When something isn't right, the natural tendency is to look for the cause within yourself. "What's wrong with me?" is almost always the first question. But sometimes, the more useful question is another: "What's happening around me — and how does it affect me?"

That, in essence, is what the systemic perspective proposes.

Thinking in systems, not isolated individuals

The systemic perspective starts from an apparently simple idea with profound implications: we don't exist in isolation. We're part of systems — family, couple, work, social — and what we feel and do is in constant interaction with those systems.

That doesn't mean individual responsibility doesn't exist. It means that understanding it in context makes it more real and more manageable. Your anxiety isn't just "your" anxiety — it's also the anxiety of a family system that never learned to manage it, the pressure of a work environment that normalises it, or the tension of a relationship that avoids certain topics.

Where does this approach come from?

Systemic therapy has its roots in the family therapy of the 1950s and 60s, with figures like Murray Bowen, Virginia Satir and Salvador Minuchin. But it has evolved far beyond classic family therapy. Today, the systemic perspective is applied to individual, couples and group work as a lens that broadens understanding of what's going on.

What the systemic perspective illuminates

Intergenerational patterns: ways of relating, of expressing (or repressing) emotions, of handling conflict that are passed down from generation to generation without anyone consciously choosing them.

Assigned roles: the responsible one, the mediator, the problematic one, the invisible one. Many people arrive at therapy without knowing they've spent their whole life playing a role they never chose.

Invisible loyalties: decisions we make — or avoid — out of unconscious fidelity to our system of origin. "In my family we don't talk about these things" isn't just a phrase: it's a systemic mandate that conditions your capacity to be authentic.

Sometimes, what looks like an individual problem is the expression of something happening in the system.

Systemic work in individual therapy

You don't need to bring your family to session to work from a systemic perspective. In individual work, this lens is applied by exploring the systems you belong to and how they influence your current experience.

What role do you occupy in your family? What mandates have you inherited? How were emotions handled in your home? What was allowed and what was forbidden?

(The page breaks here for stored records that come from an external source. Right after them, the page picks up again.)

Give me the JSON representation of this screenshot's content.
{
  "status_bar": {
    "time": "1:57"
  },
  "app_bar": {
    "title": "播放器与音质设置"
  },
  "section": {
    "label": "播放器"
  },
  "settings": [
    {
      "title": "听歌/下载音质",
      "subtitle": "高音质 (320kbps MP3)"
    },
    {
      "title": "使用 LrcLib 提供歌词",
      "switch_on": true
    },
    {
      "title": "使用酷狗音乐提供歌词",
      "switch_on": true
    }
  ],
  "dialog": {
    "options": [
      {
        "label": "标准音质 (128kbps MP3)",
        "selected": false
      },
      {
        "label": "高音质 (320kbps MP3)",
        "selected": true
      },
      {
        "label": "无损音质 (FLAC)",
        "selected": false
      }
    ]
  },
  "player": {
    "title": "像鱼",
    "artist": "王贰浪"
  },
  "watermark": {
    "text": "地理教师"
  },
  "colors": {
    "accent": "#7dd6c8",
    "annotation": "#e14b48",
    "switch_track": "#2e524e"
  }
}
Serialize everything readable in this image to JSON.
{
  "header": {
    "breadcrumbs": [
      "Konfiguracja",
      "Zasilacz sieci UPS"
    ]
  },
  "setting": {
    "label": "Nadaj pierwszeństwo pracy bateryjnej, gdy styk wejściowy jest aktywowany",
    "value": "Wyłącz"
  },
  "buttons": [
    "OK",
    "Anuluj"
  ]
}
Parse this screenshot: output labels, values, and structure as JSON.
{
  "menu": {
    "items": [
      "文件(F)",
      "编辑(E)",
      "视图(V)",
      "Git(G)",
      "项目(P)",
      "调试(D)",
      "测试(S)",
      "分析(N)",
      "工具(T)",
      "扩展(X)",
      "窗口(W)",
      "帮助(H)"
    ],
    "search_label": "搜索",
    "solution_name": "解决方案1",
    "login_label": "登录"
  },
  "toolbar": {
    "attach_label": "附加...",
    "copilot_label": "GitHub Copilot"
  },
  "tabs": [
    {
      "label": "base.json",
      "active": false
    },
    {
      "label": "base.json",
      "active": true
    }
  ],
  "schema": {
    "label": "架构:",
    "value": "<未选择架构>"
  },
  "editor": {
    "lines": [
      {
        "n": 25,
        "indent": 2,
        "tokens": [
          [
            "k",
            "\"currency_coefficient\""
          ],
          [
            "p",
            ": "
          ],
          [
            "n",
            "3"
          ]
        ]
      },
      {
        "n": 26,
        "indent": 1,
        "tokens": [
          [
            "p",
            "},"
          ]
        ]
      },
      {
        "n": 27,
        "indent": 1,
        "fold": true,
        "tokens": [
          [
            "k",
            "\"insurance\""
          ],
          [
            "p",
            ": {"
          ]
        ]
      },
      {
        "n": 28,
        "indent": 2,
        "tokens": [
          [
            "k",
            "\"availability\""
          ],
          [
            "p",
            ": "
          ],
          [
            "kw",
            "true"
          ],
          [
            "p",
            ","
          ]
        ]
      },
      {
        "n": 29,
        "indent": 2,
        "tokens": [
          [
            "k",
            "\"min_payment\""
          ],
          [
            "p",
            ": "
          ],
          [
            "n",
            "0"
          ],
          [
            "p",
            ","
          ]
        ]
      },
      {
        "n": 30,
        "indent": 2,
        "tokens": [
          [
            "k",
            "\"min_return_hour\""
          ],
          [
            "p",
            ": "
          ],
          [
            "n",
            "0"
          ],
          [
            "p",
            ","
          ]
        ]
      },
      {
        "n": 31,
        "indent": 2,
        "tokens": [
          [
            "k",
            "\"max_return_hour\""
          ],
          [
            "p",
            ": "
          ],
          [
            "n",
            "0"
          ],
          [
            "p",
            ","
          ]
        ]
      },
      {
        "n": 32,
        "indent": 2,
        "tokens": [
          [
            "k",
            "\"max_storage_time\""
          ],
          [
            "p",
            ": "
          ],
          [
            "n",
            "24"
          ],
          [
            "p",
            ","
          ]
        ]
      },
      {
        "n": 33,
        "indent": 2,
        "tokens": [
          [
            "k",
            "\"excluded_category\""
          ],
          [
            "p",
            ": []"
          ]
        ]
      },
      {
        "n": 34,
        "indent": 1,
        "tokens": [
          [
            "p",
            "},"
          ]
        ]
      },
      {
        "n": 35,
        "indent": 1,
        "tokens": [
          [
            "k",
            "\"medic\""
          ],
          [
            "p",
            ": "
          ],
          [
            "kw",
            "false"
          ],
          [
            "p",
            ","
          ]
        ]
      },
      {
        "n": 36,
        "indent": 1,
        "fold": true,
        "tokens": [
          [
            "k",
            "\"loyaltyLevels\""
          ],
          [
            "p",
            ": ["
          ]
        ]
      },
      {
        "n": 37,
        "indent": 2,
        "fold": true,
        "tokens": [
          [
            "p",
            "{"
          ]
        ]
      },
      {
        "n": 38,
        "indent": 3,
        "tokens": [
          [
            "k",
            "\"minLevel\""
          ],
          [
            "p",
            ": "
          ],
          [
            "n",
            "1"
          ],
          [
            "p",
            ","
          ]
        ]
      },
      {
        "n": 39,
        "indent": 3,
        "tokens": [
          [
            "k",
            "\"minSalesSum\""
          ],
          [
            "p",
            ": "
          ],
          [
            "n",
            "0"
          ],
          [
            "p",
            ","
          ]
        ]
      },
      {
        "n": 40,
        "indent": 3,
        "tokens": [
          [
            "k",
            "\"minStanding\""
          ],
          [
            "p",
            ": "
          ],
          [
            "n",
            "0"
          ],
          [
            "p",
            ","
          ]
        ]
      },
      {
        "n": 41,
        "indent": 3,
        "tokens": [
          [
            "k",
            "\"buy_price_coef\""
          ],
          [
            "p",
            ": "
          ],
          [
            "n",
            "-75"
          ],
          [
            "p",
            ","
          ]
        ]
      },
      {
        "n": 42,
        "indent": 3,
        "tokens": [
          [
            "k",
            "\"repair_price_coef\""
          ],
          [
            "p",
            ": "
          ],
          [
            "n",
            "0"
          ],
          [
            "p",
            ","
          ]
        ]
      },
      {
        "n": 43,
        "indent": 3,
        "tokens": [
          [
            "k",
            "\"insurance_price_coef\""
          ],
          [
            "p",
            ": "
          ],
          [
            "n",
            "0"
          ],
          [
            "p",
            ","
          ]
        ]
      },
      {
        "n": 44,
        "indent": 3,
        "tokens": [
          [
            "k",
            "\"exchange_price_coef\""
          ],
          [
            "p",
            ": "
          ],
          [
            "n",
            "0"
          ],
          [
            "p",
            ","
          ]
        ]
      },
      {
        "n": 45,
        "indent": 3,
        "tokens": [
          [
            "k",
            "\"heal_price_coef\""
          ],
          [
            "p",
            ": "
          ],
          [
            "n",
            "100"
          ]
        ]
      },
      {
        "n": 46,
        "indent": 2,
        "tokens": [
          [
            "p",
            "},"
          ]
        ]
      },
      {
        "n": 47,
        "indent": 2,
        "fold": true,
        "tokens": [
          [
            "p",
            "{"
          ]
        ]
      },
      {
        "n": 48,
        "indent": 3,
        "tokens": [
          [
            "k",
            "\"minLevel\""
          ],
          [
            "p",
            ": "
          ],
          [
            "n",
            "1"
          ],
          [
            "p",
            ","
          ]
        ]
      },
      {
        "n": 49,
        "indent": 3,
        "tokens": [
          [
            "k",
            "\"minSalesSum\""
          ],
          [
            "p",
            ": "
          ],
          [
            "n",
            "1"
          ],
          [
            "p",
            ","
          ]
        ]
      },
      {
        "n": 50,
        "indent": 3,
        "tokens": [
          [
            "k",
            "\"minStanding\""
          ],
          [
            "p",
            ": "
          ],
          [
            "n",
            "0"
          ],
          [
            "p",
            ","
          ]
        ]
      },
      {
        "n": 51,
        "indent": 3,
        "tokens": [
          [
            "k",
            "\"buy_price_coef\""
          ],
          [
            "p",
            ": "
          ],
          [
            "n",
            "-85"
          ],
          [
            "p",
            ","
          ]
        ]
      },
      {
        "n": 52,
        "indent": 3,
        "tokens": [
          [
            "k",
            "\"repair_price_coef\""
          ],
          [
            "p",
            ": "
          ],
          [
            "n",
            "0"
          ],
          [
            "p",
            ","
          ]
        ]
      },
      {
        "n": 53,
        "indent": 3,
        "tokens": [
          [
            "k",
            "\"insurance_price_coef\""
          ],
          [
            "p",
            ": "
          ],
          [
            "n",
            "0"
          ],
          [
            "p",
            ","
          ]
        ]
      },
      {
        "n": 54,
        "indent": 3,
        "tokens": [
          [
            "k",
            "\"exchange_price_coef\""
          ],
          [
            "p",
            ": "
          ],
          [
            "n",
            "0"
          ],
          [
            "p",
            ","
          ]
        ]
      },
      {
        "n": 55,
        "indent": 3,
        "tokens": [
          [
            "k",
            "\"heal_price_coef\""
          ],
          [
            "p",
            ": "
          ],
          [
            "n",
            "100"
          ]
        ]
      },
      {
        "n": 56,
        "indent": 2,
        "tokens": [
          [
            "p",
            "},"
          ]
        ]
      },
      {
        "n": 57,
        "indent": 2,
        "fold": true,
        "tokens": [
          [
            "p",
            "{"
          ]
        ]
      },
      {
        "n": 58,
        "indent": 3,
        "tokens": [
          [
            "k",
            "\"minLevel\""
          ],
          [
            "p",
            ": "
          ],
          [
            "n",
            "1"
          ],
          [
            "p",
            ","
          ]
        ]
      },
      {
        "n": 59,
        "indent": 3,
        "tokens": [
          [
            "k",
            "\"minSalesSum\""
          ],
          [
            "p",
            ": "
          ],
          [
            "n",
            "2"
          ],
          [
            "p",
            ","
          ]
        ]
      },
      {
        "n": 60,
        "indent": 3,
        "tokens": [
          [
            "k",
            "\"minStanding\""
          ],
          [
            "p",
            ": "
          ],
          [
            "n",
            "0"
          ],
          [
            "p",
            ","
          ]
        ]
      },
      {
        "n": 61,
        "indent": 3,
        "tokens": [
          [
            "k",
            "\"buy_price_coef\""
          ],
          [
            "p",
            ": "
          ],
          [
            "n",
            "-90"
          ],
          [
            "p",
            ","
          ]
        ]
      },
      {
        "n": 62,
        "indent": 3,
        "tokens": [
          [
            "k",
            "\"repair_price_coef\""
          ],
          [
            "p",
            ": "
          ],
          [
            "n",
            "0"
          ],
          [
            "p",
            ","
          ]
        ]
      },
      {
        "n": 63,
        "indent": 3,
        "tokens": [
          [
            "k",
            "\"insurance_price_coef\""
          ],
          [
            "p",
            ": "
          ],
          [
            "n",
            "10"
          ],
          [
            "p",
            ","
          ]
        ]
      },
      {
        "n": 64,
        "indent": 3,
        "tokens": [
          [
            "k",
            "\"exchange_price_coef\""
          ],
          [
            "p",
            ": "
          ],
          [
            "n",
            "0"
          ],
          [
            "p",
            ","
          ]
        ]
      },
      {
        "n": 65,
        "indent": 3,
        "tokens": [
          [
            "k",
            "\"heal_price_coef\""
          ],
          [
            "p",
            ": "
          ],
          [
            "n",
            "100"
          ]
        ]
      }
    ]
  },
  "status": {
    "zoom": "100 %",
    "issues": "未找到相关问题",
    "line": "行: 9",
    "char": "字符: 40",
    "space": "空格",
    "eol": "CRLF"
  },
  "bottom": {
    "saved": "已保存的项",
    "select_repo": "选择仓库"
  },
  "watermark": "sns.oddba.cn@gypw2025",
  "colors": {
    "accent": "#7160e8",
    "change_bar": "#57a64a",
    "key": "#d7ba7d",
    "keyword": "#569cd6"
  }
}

These questions open layers of understanding that purely individual analysis can't reach.

The systemic perspective within an integrative approach

In my work, the systemic perspective functions as the context in which the other approaches sit. IFS works with inner parts; the systemic lens asks where those parts come from. EMDR processes traumatic experiences; the systemic lens places them in the relational network where they occurred. Gestalt works in the here and now; the systemic lens remembers that this "here and now" has history.

It's especially relevant in couples counselling, where the patterns of each system of origin meet, clash and negotiate within the current relationship.